Querying hardware features
Some features and datatypes are only supported on some hardware or some backends. They can be queried with:
client.properties().feature_enabled(feature)
Also see Feature.
Overview
Features
Also requires device support
| Feature | CUDA | ROCm | WGPU (WGSL) | WGPU (SPIR-V) |
|---|---|---|---|---|
| Plane | ✔️ | ✔️ | ✔️ | ✔️ |
| CMMA | ✔️ | ✔️ | ❌ | ✔️ |
Datatypes
flex32 represented as f32 everywhere except SPIR-V, with no reduced precision. f64 not
supported for all operations
| Type | CUDA | ROCm | WGPU (WGSL) | WGPU (SPIR-V) |
|---|---|---|---|---|
| u8 | ✔️ | ✔️ | ❌ | ✔️ |
| u16 | ✔️ | ✔️ | ❌ | ✔️ |
| u32 | ✔️ | ✔️ | ✔️ | ✔️ |
| u64 | ✔️ | ✔️ | ❌ | ✔️ |
| i8 | ✔️ | ✔️ | ❌ | ✔️ |
| i16 | ✔️ | ✔️ | ❌ | ✔️ |
| i32 | ✔️ | ✔️ | ✔️ | ✔️ |
| i64 | ✔️ | ✔️ | ❌ | ✔️ |
| f16 | ✔️ | ✔️ | ❌ | ✔️ |
| bf16 | ✔️ | ✔️ | ❌ | ❌ |
| flex32 | ❔ | ❔ | ❔ | ✔️ |
| tf32 | ✔️ | ❌ | ❌ | ❌ |
| f32 | ✔️ | ✔️ | ✔️ | ✔️ |
| f64 | ❔ | ❔ | ❌ | ❔ |
| bool | ✔️ | ✔️ | ✔️ | ✔️ |
Datatype Details
Flex32
Relaxed precision 32-bit float.

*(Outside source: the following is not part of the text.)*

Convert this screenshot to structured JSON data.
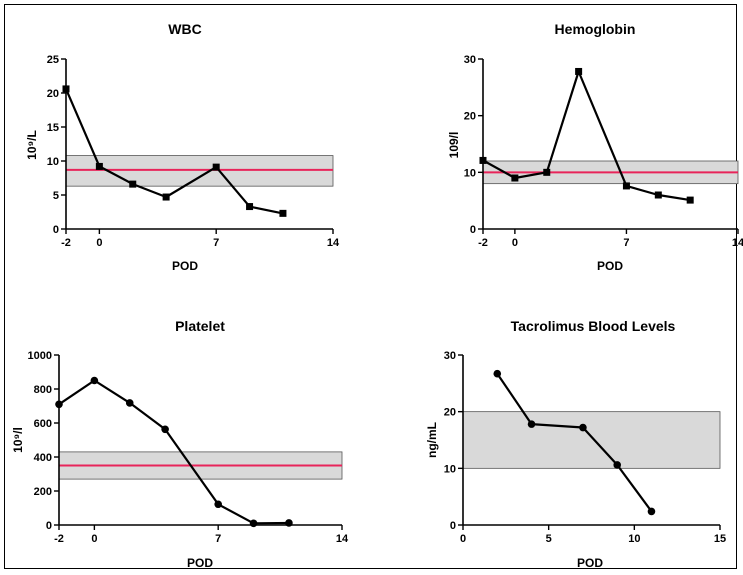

Minimum range and precision is equivalent to f16, but may be
higher. Defaults to f32 when relaxed precision isn't supported.
Tensor-Float32
19-bit CUDA-only type that should only be used as a CMMA matrix type. May be able to reinterpret
from f32, but officially undefined. Use Cast::cast_from to safely convert.
Feature Details
Plane
Plane level operations, i.e.
plane_sum,
plane_elect.
Cooperative Matrix Multiply-Add (CMMA)
Plane-level cooperative matrix multiply-add operations. Maps to wmma in CUDA and
CooperativeMatrixMultiply in SPIR-V. Features are registered for each size and datatype that is
supported by the hardware. For supported functions, see
cmma.